The 48-year-old Modesto woman will complete her bachelor's degree at California State University, Stanislaus, with plans to teach in an elementary school.
As the nation engages in an emotional and heated debate over immigration, Correa's story isn't about anger, flag-waving or protest. It isn't about bitterness or politics.
It simply is about a woman who came to this country through proper legal channels, made it her home and wants to have an impact on children with similar backgrounds.
Correa is or was an immigrant. She became a U.S. citizen in 1986.
"On John F. Kennedy's birthday (May 29)," she said proudly.
But as Correa and her family can attest, immigrating is never easy, legally or otherwise.
During the Great Depression, frustrated people in the United States demanded that many people of Mexican descent be sent across the border so they couldn't compete for dwindling jobs.
It didn't seem to matter that many of Mexican heritage were born here and were U.S. citizens. California ejected about 400,000, including 50,000 from Los Angeles alone in a five-month span in 1931.
Among them was Correa's mother, Christina Escobar, who was 9 at the time. They forced the LA-born Escobar to move to a country she'd known only through ancestry. Her parents were legal residents in the United States. It didn't matter.
"Her parents were well-off. They both had good jobs, a nice place," Correa said. "They grabbed everybody and sent them back."
Settling in Sonora, Mexico, Christina Escobar grew up, married Enrique Arrizon and began a family that grew to 15 children nine boys and six girls.

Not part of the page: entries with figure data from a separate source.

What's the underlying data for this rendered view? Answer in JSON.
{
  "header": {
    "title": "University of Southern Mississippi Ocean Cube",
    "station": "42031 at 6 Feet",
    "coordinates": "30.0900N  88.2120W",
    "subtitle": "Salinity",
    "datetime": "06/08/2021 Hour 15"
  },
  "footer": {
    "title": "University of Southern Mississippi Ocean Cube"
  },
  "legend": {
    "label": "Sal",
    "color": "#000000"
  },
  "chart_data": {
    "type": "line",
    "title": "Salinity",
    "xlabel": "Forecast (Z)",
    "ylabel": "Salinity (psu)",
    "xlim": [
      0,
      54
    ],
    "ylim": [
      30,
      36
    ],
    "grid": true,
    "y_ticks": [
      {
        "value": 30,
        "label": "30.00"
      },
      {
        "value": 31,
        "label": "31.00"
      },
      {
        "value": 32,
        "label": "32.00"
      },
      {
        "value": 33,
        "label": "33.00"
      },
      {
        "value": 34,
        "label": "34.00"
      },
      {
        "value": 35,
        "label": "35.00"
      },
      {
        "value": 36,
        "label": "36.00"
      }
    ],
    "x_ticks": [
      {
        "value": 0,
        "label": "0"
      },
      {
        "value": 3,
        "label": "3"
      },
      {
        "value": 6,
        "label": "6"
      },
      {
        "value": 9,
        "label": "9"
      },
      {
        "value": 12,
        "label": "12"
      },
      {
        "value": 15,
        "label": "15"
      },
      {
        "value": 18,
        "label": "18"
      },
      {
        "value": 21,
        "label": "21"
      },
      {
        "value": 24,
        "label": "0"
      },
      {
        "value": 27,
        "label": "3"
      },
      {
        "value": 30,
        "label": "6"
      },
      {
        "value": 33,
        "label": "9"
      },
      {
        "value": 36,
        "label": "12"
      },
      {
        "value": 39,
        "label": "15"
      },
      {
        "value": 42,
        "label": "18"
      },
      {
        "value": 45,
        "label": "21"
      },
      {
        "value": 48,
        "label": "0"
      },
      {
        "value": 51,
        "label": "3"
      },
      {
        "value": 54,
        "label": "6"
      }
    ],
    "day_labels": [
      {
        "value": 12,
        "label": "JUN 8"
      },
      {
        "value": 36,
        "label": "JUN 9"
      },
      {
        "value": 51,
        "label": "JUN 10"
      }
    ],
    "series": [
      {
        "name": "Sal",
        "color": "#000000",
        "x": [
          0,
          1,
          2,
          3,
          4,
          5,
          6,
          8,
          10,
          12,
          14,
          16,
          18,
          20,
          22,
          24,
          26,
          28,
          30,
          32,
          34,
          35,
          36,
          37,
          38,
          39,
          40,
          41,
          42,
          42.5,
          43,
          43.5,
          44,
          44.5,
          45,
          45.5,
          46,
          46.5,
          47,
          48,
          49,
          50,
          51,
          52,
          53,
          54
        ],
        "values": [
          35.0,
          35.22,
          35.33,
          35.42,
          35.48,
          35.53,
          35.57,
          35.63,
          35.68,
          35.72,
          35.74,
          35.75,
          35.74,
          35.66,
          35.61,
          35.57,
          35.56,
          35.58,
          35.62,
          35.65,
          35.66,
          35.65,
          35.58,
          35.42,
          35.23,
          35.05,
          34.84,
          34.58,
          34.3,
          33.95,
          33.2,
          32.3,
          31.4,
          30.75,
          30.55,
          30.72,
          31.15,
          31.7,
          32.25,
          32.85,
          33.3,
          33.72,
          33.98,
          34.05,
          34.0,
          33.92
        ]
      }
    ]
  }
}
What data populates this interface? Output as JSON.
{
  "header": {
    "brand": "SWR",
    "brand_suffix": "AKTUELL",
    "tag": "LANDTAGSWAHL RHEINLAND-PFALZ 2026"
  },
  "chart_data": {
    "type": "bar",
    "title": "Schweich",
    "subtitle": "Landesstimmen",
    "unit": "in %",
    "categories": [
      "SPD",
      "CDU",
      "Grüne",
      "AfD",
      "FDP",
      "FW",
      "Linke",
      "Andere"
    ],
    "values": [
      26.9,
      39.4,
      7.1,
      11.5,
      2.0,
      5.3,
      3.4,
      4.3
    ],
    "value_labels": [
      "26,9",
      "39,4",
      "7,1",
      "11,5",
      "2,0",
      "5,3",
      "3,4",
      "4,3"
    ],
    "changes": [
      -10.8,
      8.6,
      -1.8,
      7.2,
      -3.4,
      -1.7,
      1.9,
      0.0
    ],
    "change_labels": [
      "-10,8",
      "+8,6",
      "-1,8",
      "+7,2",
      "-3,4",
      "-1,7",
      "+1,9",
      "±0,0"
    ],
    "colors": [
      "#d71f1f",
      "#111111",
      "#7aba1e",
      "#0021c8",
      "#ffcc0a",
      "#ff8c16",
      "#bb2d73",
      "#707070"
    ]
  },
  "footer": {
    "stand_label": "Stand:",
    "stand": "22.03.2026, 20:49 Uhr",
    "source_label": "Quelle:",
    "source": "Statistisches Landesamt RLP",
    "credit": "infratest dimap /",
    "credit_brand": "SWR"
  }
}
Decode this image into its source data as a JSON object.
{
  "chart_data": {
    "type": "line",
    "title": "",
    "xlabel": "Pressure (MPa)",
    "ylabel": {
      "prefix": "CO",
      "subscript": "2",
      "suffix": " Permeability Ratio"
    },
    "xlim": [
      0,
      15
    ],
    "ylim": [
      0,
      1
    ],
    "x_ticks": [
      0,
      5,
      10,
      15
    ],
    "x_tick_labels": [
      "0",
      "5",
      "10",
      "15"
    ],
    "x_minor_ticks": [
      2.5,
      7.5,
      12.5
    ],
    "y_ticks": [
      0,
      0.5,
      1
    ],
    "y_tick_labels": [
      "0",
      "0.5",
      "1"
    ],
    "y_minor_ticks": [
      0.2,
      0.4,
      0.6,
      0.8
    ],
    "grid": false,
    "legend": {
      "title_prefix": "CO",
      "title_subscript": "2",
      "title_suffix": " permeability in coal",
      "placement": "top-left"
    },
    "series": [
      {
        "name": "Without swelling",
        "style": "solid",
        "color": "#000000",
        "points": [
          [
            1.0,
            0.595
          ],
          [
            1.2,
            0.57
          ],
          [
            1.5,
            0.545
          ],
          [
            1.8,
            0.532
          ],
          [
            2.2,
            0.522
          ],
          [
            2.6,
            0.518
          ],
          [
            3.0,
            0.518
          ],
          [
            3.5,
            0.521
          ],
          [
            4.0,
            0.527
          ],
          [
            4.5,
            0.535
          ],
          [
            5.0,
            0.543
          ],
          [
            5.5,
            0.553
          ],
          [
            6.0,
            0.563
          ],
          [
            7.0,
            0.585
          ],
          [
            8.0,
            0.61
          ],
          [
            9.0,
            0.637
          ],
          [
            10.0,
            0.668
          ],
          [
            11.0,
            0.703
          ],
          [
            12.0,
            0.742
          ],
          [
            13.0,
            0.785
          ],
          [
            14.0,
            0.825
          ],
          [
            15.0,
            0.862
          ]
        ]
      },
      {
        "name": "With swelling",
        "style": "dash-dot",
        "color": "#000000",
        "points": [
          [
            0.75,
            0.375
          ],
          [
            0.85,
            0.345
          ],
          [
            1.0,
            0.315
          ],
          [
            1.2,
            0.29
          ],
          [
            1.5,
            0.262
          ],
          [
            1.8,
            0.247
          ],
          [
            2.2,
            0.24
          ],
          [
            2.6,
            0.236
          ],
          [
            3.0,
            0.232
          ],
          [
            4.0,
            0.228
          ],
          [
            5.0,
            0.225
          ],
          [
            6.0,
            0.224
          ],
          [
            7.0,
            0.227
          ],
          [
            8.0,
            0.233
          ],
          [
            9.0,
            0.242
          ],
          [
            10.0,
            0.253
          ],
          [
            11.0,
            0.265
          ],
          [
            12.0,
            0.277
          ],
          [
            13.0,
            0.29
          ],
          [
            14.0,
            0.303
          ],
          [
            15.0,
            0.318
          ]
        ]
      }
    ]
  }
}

Correa was born in Mexico, with Mexican citizenship. Her family still dreamed of living in the United States, and Correa came to the valley in 1974 as an exchange student at Modesto High. She struggled to learn English, speaking none when she arrived. She stayed here after high school and enrolled at Modesto Junior College.
Eventually, most of her family moved to the valley.
"My mom was already a U.S. citizen, and that made it easier for everybody else," Correa said. "But we were a family of laborers. We picked grapes, peaches, walnuts, almonds."
With so many mouths to feed, most of her family worked in the fields. Her father wanted her to stay in school.
"They valued education," Correa said. "He said, 'I don't want you to work in the fields again. Keep studying.'"
She talked him into letting her work seasonally at the old Tri Valley Growers Plant No. 7, where she toiled for 20 years before working five more at the Gallo glass plant.
During that time, she married and had two daughters Patricia, 25, lives in Bend, Ore., and Sarah, 16, attends Davis High before getting divorced.
Meanwhile, her goal of finishing college was on hold.
"At one point in my life, I was devastated," she said. "I didn't have the money to proceed with my career."
Her father took care of that, investing years of savings in his daughter before his death in 2003.
"I don't know how he did it, but he got the money for me to go back to school," Correa said. "He was very, very supportive."
She returned to school in Turlock and became certified as a translator while pursuing her degree. She has benefited from a grant offered by Modesto City Schools and the opportunity to work in a kindergarten class at Bret Harte Elementary School.
She plans to teach bilingual kids, filling an ever-growing void in an area where so many children are from families in which the parents speak no English in the home.
"There's more of a necessity to work with minorities, period," Correa said.
So as the rest of the country argues about immigration, Correa simply wants to give children the same fighting chance her parents gave her.
"I've never given up on my dream," she said.
That is a great lesson in any country, any language.